Monitoring and control are essential to maintaining effective and efficient disaster management, it is a measure of how well your risk management plan is designed. If monitoring and control pose a particular risk that is not minimized or avoided as planned, then adjustments can be made to the response system. Similarly, if monitoring and control indicate that the identified risk is less likely to occur, the system can be adjusted to prioritize risk at a lower level.

Potential Benefits of Risk Management

Although a well-designed and well-designed risk management process can significantly reduce the risk of failure, the benefits of conducting comprehensive risk assessments can be costly and burdensome for small projects with limited complexity. As noted at the beginning of this paper, risk management procedures should be commensurate with the size and complexity of the organizational or project plan. To achieve this, the organization should consider defining a set of basic processes to be applied to all projects and a solid set of high-quality, complex project processes.

Embedding risk management into day-to-day activities

Effective risk management is often achieved when an organization makes an effective commitment to integrating disaster risk management into project agreements and controls. The main ideas for the organization to establish a working system include:

  • Provide appropriate resources for risk management activities.
  • Creating an environment that integrates and promotes disaster risk management and actively promotes and pursues risk management at all levels of the organization; and
  • Explaining and training staff on risk management.
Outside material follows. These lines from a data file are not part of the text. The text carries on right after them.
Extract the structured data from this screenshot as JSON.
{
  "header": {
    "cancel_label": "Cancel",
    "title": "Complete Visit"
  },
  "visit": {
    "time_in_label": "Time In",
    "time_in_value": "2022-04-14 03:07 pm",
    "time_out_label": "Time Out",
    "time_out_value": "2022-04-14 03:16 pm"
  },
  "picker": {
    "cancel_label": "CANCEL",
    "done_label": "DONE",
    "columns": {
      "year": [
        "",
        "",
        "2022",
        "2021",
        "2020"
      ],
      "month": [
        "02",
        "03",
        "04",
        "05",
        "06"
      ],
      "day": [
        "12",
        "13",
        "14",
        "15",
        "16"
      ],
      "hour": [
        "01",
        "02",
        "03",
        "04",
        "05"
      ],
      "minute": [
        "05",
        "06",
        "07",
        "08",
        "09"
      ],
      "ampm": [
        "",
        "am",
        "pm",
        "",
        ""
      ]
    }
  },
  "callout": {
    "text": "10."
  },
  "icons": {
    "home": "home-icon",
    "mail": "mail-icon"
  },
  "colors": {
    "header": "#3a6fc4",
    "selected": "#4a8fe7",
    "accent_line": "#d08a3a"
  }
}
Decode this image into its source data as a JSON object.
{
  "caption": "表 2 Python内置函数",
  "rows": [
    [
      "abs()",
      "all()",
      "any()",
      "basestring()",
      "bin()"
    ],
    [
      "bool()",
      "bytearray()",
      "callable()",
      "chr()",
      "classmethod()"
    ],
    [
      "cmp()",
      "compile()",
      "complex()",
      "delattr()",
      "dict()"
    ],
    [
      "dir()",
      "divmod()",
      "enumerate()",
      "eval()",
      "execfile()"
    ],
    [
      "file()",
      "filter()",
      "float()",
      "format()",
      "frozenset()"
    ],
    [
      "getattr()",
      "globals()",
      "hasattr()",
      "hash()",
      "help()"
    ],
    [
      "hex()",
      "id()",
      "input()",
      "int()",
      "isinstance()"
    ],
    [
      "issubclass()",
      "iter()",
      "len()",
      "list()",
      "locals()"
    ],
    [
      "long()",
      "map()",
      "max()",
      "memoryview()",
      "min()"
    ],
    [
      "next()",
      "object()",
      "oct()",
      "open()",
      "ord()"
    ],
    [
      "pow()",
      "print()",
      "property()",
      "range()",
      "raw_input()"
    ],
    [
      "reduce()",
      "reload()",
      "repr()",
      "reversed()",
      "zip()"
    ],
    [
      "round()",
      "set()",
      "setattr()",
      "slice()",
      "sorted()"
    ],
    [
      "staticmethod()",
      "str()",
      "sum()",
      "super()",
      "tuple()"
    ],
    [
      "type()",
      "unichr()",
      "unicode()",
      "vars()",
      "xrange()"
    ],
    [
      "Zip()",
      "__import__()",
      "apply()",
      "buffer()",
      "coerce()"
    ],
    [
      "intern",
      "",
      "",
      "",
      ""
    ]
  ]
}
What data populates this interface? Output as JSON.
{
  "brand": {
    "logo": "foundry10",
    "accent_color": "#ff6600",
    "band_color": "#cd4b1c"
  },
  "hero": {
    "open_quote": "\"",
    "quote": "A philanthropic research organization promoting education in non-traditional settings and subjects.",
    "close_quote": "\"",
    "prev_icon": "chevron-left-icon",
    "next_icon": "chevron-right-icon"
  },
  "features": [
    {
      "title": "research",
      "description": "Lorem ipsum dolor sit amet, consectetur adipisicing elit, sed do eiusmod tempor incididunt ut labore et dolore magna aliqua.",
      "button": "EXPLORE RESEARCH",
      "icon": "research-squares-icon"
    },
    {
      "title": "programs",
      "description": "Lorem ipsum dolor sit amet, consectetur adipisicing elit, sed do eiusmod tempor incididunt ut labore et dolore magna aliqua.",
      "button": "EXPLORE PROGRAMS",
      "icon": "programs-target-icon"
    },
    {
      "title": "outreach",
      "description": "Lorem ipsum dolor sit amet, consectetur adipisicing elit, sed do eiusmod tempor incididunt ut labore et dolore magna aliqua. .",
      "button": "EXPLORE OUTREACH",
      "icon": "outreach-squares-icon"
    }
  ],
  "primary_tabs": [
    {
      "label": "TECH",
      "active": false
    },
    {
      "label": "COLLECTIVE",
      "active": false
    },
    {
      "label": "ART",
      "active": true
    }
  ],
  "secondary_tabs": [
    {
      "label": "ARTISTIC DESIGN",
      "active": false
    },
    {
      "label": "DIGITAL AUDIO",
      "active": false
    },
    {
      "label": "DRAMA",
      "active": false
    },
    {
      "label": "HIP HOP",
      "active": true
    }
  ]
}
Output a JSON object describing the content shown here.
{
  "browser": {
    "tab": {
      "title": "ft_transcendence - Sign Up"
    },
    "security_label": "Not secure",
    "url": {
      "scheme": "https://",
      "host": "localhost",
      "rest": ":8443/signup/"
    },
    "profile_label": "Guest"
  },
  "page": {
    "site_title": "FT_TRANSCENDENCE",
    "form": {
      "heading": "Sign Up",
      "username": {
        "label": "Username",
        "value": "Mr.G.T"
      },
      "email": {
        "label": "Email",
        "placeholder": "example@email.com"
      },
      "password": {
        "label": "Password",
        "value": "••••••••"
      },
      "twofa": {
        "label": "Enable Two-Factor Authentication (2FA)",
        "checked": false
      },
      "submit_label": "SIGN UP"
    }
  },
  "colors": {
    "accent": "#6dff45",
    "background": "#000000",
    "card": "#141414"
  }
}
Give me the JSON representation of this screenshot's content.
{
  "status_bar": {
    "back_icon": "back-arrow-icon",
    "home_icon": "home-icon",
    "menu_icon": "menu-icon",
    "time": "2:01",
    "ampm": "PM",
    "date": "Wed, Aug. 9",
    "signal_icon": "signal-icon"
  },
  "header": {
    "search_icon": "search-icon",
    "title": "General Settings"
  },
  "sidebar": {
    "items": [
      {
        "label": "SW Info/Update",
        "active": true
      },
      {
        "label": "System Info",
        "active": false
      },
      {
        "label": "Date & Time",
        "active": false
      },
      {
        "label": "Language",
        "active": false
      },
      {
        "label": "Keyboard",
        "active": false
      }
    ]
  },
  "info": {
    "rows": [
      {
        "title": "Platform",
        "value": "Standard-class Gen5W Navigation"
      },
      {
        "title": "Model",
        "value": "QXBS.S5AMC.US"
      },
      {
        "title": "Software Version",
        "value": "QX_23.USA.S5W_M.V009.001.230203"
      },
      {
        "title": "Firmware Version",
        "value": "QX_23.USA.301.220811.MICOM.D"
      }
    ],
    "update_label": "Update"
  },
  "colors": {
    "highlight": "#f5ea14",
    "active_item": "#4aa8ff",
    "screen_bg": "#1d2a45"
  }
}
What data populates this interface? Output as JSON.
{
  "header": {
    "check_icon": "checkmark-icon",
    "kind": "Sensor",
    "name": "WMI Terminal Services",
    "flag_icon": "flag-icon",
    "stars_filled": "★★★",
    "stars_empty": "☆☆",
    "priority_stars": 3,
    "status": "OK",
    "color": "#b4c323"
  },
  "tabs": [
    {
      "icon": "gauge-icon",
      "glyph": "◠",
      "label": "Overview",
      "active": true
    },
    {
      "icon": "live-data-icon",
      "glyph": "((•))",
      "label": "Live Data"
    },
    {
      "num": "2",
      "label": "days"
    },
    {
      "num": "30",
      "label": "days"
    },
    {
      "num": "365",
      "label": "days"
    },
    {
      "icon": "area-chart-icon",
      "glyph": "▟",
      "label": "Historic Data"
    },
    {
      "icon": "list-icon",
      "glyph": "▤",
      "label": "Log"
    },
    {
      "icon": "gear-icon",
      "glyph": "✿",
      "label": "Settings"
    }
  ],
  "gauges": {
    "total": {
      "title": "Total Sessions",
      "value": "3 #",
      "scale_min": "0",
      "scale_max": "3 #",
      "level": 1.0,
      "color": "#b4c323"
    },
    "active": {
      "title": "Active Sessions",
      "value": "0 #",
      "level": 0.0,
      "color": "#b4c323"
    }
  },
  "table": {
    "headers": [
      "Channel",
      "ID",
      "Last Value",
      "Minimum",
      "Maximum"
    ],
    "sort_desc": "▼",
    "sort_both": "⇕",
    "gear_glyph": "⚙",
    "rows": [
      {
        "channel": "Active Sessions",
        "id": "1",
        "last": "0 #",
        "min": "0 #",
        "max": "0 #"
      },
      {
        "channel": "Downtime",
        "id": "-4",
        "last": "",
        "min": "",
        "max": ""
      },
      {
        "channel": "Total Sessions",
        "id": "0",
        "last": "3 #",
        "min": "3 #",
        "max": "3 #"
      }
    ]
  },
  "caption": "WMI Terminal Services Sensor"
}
A well-defined risk management approach can help maximize the success of a project and program. However, risk management has been neglected and considered by many complex project management areas. At a minimum, organisations with significant capital expenditures should clearly define their procedures and expectations for risk management, communicate its importance, adequately train its personnel, and monitor high risk projects for compliance with risk management procedures.

TPRI's Risk Advisory Services is an objective, technical approach to managing multiple risks associated with major changes: risks involving complexity, technology, governance, selection and management of vendors and partners, implementation solutions and acceptance of change across the organization.

TPRI utilizes leading concepts and procedures, supported by: Experienced physicians, best known practices, Practical tools and simulations, international standards, Transfer of built-in information. TPRI Risk Advisory Services can help organizations make significant cost savings by reducing incorrect selection decisions, cost overruns, inconsistencies in business needs, poor quality delivery and failed projects.